Dr Yonadav Barry Ginat, Leverhulme-Peierls Fellow at the Rudolf Peierls Centre for Theoretical Physics at the Department of Physics, has been awarded the International Astronomical Union’s PhD Prize for Division D (high energy phenomena and fundamental physics). The award recognises remarkable PhD theses from the previous year.
Dr Ginat’s thesis, ‘Gravitational Waves and Non-Linear Phenomena in Gravitational Astrophysics’ investigates dynamical processes related to gravitational-wave sources. One example is the three-body problem, which is the interaction between a binary star system, for instance two black holes, and a third, lone black hole. While their motion is known to be chaotic and therefore essentially random, in his thesis Dr Ginat derived a formula for the probability distribution for this random behaviour – for the intermediate and final states of a three-body system. This showed that it is highly probable that the final binary will be tighter than the original one, and he used it to derive the probability that a three-body interaction would end up with a black hole binary tight enough, that it will release its energy in gravitational waves and merge. In fact, three-body interactions are ubiquitous in any dynamical creation of binary black hole coalescences. Dr Ginat also studied the probability distribution of the gravitational-wave background fluctuations: going from individual sources to the cumulative signal of all gravitational-wave sources taken together. This distribution can be modelled as a random walk, with each wave seen as a complex number with an amplitude and a phase, ie one step of the walk.
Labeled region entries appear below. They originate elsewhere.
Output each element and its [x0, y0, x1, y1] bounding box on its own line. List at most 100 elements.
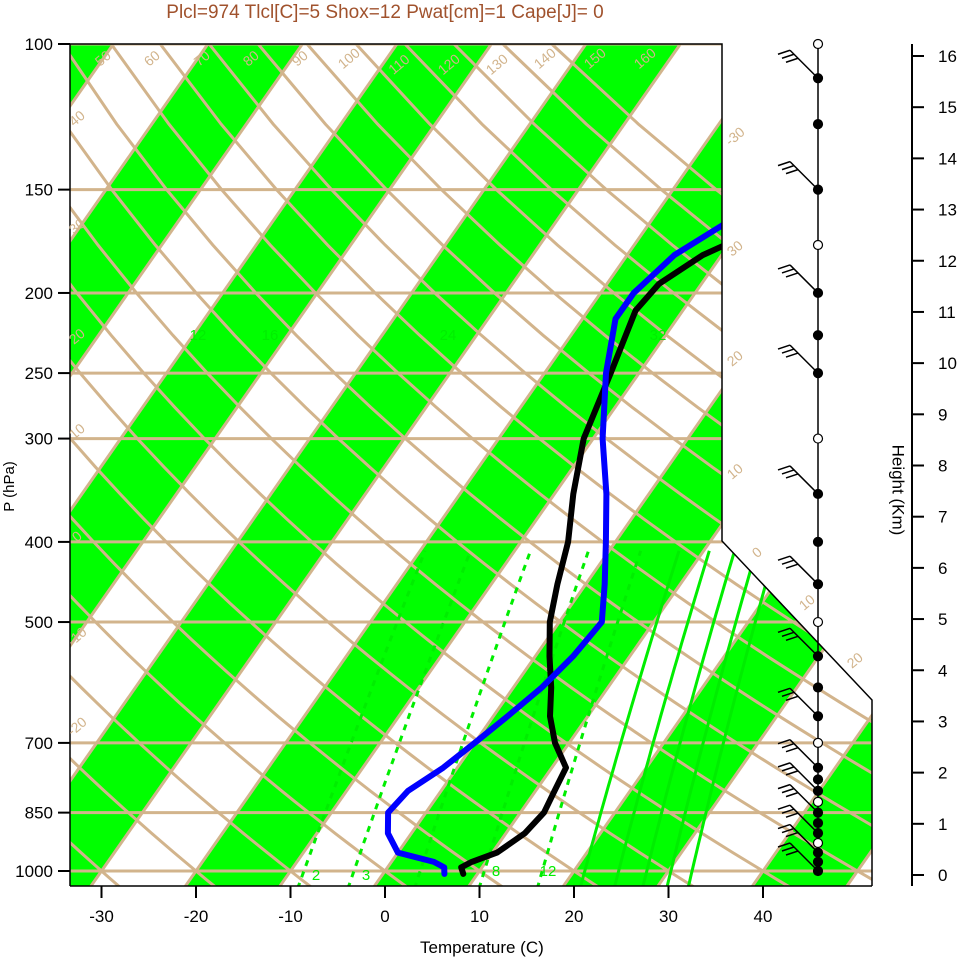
height-tick-label: 0 [938, 866, 947, 885]
wind-barb [789, 804, 819, 834]
height-tick-label: 13 [938, 201, 957, 220]
isotherm-label: -30 [722, 123, 748, 148]
dry-adiabat-line [70, 44, 602, 886]
mixing-ratio-line [640, 550, 737, 886]
wind-level-dot [812, 330, 824, 341]
wind-barb [789, 842, 819, 872]
dry-adiabat-line [70, 44, 506, 886]
wind-level-dot [812, 682, 824, 693]
mixing-ratio-lines [296, 550, 777, 886]
wind-barb [789, 824, 819, 854]
wind-level-dot [812, 119, 824, 130]
isotherm-label: -10 [64, 623, 90, 648]
wind-barb [789, 687, 819, 717]
mixing-ratio-label: 24 [440, 327, 457, 344]
isotherm-label: 20 [844, 649, 866, 671]
isotherm-label: 130 [483, 50, 511, 77]
band [364, 44, 872, 886]
height-tick-label: 11 [938, 303, 956, 322]
wind-barb-feather [781, 268, 795, 274]
wind-barb-feather [781, 787, 795, 794]
height-tick-label: 2 [938, 764, 947, 783]
x-tick-label: -10 [278, 907, 303, 926]
wind-barb-feather [785, 272, 799, 278]
wind-barb-feather [777, 687, 791, 693]
isotherm-line [646, 44, 872, 886]
height-tick-label: 8 [938, 457, 947, 476]
isotherm-line [70, 44, 503, 886]
dry-adiabat-line [70, 44, 219, 886]
wind-level-dot [812, 536, 824, 548]
wind-barb [789, 344, 819, 374]
height-tick-label: 6 [938, 559, 947, 578]
wind-barb-feather [781, 631, 795, 637]
wind-barb-feather [785, 57, 799, 63]
wind-barb-feather [781, 469, 795, 475]
wind-level-dot [812, 616, 824, 628]
wind-level-dot [812, 239, 824, 251]
wind-barb [789, 161, 819, 191]
isotherm-line [70, 44, 597, 886]
wind-barb-feather [781, 53, 795, 59]
wind-barbs-column [777, 38, 824, 877]
mixing-ratio-label: 16 [262, 327, 279, 344]
band [70, 44, 313, 886]
dry-adiabat-line [207, 44, 872, 886]
isotherm-label: 40 [66, 107, 88, 129]
x-tick-label: 20 [565, 907, 584, 926]
x-tick-label: 10 [470, 907, 489, 926]
wind-barb-feather [785, 352, 799, 358]
y-tick-label: 1000 [15, 862, 53, 881]
height-tick-label: 3 [938, 712, 947, 731]
height-tick-label: 12 [938, 252, 957, 271]
isotherm-line [70, 44, 219, 886]
y-tick-label: 850 [25, 804, 53, 823]
x-axis-label: Temperature (C) [420, 938, 544, 957]
wind-barb-feather [777, 842, 791, 848]
isotherm-line [174, 44, 786, 886]
wind-level-dot [812, 38, 824, 50]
mixing-ratio-line [477, 550, 590, 886]
mixing-ratio-line [346, 550, 472, 886]
chart-title: Plcl=974 Tlcl[C]=5 Shox=12 Pwat[cm]=1 Ca… [166, 2, 604, 23]
wind-barb [789, 784, 819, 814]
wind-level-dot [812, 774, 824, 785]
dry-adiabat-line [109, 44, 872, 886]
y-tick-label: 400 [25, 533, 53, 552]
wind-barb-feather [777, 738, 791, 745]
wind-barb-feather [781, 691, 795, 697]
wind-barb-feather [777, 804, 791, 810]
wind-barb-feather [777, 555, 791, 561]
dry-adiabat-line [70, 44, 698, 886]
band [70, 44, 691, 886]
mixing-ratio-line [296, 550, 427, 886]
height-tick-label: 9 [938, 405, 947, 424]
mixing-ratio-label: 8 [492, 863, 500, 880]
y-tick-label: 500 [25, 613, 53, 632]
x-tick-label: 0 [380, 907, 389, 926]
wind-barb-feather [777, 823, 791, 830]
mixing-ratio-line [578, 550, 681, 886]
wind-barb-feather [785, 695, 799, 701]
frame-outline [69, 43, 873, 886]
isotherm-label: 20 [724, 347, 746, 369]
wind-barb [789, 555, 819, 585]
wind-barb-feather [785, 746, 799, 753]
x-tick-label: -20 [184, 907, 209, 926]
y-tick-label: 300 [25, 430, 53, 449]
dry-adiabat-line [305, 44, 872, 886]
wind-barb-feather [777, 465, 791, 471]
wind-barb [789, 739, 819, 769]
wind-level-dot [812, 837, 824, 849]
wind-barb-feather [785, 812, 799, 818]
x-tick-label: -30 [89, 907, 114, 926]
wind-barb-feather [781, 846, 795, 852]
wind-barb-feather [777, 49, 791, 55]
wind-barb-feather [781, 742, 795, 749]
mixing-ratio-label: 2 [312, 867, 320, 884]
dry-adiabat-line [70, 44, 794, 886]
wind-level-dot [812, 817, 824, 829]
isotherm-label: 10 [796, 591, 818, 613]
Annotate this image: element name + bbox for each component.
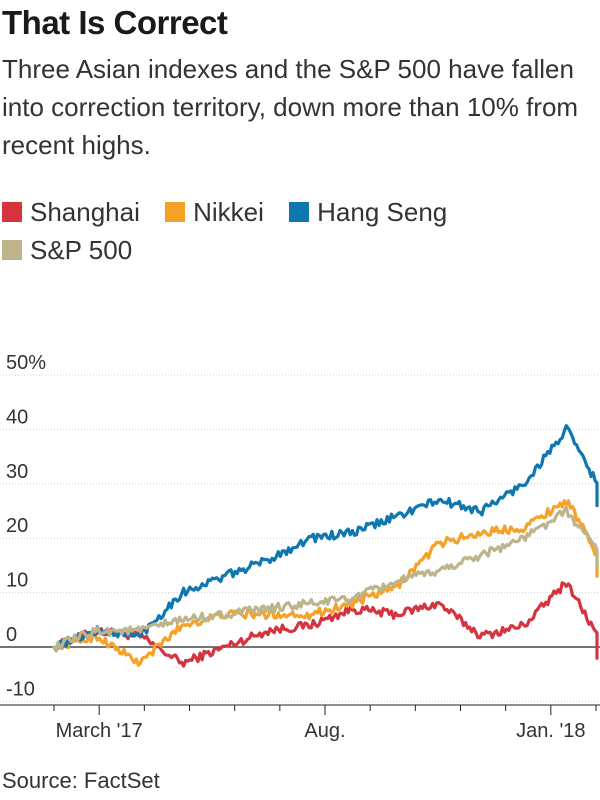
y-tick-label: 40 [6,406,28,428]
series-line-s-p-500 [52,505,599,652]
legend-item-hang-seng: Hang Seng [289,193,447,231]
y-tick-label: 0 [6,624,17,646]
series-line-shanghai [52,581,599,668]
y-tick-label: -10 [6,678,35,700]
y-tick-label: 30 [6,461,28,483]
legend-item-shanghai: Shanghai [2,193,140,231]
legend-swatch-sp500 [2,240,22,260]
source-note: Source: FactSet [2,768,160,793]
legend-item-sp500: S&P 500 [2,231,132,269]
chart-title: That Is Correct [2,4,228,41]
legend-label-shanghai: Shanghai [30,197,140,227]
legend-label-hang-seng: Hang Seng [317,197,448,227]
legend-swatch-shanghai [2,202,22,222]
legend: Shanghai Nikkei Hang Seng S&P 500 [2,193,592,269]
legend-swatch-nikkei [165,202,186,222]
y-tick-label: 20 [6,515,28,537]
x-tick-label: Jan. '18 [516,720,585,742]
series-line-nikkei [52,499,599,667]
y-tick-label: 50% [6,352,46,374]
legend-label-sp500: S&P 500 [30,235,133,265]
chart-subtitle: Three Asian indexes and the S&P 500 have… [2,54,579,160]
legend-item-nikkei: Nikkei [165,193,264,231]
legend-label-nikkei: Nikkei [193,197,264,227]
legend-swatch-hang-seng [289,202,310,222]
x-tick-label: Aug. [304,720,345,742]
x-tick-label: March '17 [56,720,143,742]
y-tick-label: 10 [6,570,28,592]
series-line-hang-seng [52,424,599,652]
line-chart: -10 0 10 20 30 40 50% March '17 Aug. Jan. '18 [0,352,600,742]
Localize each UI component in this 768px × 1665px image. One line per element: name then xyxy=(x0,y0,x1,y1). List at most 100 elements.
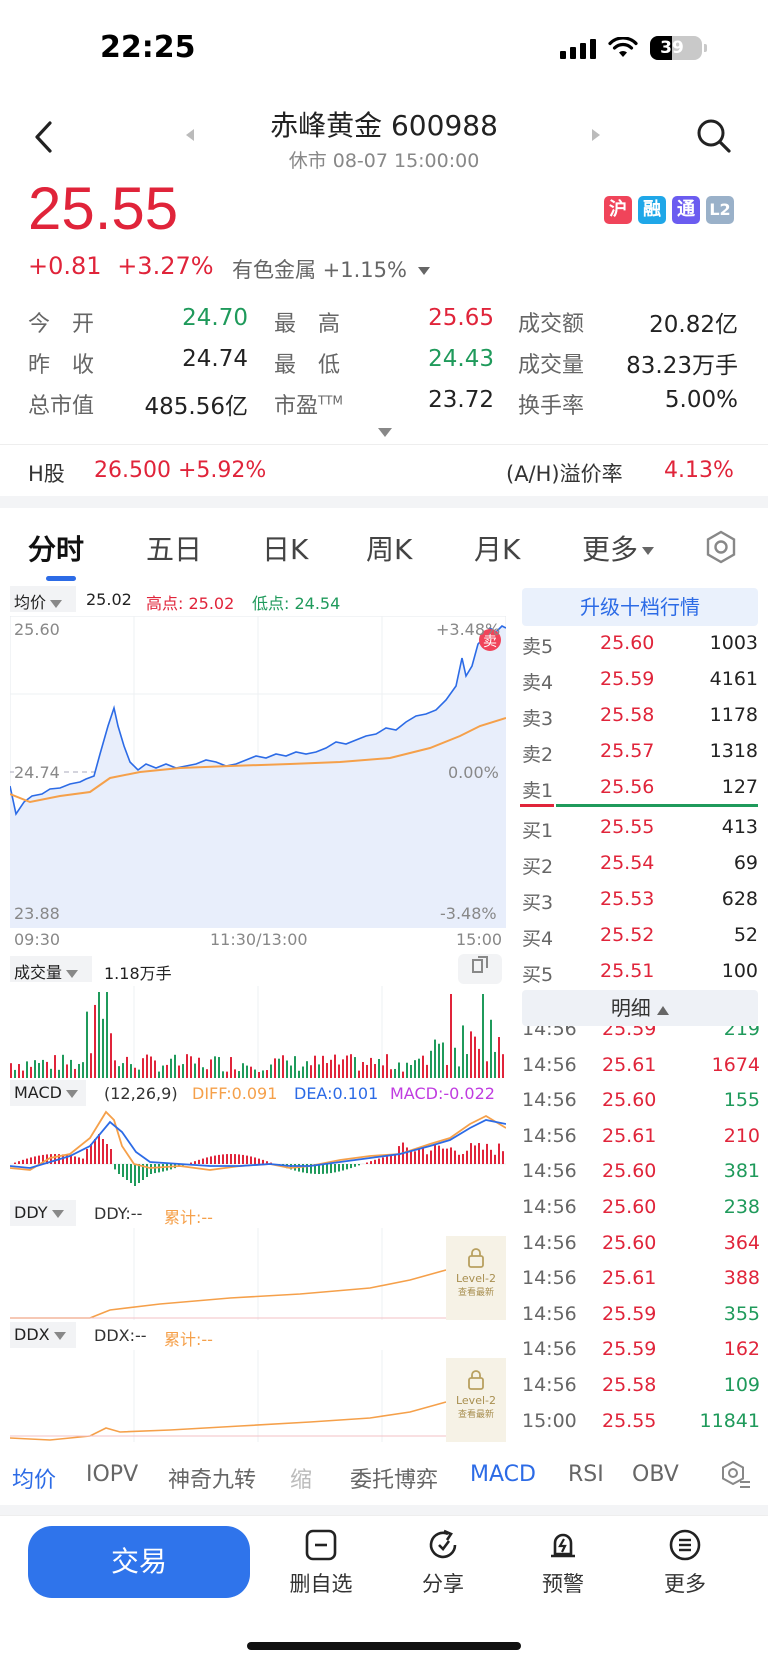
ind-tab-iopv[interactable]: IOPV xyxy=(86,1462,139,1487)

Using this formalism, he discovered general properties of this background, which remain true regardless of the specific properties of the sources.
As a laureate, Dr Ginat is invited to the IAU’s next general assembly that will take place in Cape Town in the summer where he will be invited to present his thesis work.
‘I am honoured that the IAU recognised my PhD work for this award,’ he comments. ‘I enjoyed doing theoretical astrophysics in my doctoral studies and am very happy to receive this prize.’